Ross and Hewitt had started the company back in February 2005 with seed funding from Sequoia Capital, and since then have kept a very low profile. In an interview with IEEE Spectrum, he reveals some details about the core offering of his startup he co-founded with Joe Hewitt.
Ross describes Parakey as a WebOS that does what a traditional OS can do. It allows you to set up a site that can be shared by say all member of the family, and can be accessed from within a web browser. In order to make it work, you need to download a small application that turns your local machine into a server. You can decide which part of the Parakey site is viewable to the outside world.
Best of all, the part of Parakey that’s online communicates with the part of Parakey running on your home computer, synchronizing the contents of your Parakey pages with their latest versions on your computer.
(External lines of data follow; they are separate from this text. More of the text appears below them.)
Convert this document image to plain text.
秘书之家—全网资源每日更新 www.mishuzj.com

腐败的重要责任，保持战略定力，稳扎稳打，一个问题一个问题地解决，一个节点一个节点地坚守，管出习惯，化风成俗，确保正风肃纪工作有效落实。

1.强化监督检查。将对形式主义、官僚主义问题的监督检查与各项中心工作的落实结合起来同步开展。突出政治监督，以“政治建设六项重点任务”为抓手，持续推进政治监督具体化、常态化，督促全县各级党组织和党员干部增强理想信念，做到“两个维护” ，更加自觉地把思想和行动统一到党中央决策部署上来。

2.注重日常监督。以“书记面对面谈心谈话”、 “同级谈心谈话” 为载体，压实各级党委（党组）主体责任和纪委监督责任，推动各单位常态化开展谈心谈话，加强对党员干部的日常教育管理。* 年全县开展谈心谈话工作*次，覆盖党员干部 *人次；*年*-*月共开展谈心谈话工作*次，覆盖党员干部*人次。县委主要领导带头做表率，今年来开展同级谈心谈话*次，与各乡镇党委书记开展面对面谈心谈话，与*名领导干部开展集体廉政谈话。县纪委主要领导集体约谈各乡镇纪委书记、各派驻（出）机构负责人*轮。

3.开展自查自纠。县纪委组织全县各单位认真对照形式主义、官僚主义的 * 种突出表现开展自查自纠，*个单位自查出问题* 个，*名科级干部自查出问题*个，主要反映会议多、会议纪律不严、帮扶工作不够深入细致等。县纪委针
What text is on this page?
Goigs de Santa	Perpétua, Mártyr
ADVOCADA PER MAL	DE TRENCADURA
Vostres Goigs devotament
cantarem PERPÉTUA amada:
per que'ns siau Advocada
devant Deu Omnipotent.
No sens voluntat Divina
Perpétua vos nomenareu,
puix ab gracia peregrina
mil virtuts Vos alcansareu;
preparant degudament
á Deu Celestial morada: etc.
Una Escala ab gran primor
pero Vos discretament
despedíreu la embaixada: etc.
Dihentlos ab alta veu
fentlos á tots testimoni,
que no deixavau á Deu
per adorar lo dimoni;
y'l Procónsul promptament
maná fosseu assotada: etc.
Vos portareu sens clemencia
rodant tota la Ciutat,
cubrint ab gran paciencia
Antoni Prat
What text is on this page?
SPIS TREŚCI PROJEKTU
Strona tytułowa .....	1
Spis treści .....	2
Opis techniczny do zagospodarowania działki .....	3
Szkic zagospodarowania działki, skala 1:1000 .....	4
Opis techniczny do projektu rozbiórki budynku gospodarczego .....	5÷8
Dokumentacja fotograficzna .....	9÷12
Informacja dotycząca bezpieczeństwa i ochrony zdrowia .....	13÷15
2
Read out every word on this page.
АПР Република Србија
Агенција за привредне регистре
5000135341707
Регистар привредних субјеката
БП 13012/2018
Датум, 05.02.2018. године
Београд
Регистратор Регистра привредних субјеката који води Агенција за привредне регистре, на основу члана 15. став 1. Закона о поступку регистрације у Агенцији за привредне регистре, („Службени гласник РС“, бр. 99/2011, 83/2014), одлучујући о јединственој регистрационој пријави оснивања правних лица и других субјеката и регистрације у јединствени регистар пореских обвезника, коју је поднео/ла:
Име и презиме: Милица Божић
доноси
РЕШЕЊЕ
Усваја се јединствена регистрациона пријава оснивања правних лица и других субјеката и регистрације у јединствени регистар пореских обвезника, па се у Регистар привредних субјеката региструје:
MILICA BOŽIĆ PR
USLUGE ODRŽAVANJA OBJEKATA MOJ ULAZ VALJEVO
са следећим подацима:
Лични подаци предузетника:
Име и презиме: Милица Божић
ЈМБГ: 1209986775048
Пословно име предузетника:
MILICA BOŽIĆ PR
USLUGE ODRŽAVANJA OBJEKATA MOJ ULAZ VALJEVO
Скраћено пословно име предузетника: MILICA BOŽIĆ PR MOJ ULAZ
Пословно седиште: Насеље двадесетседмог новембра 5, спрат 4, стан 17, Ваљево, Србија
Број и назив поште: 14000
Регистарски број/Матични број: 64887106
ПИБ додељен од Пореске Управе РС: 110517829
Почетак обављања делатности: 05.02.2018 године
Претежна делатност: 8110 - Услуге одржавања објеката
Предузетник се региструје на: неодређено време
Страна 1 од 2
That means you can do the work of updating your site off-line, too.
The offline availability of the web applications is crucial and Ross seems to understand that. [ I wrote about this in my recent column for Business 2.0, in case you are interested. ]
“We all know people…who have all this content that they are not publishing stored on their computers,” he says. “We’re trying to persuade them to live their lives online.” Ross wants independent developers to create a variety of applications for Parakey. To that end, he and Hewitt have created a programming language for Parakey that they call JUL, a mashed-up acronym that stands for “Just another User interface Language.”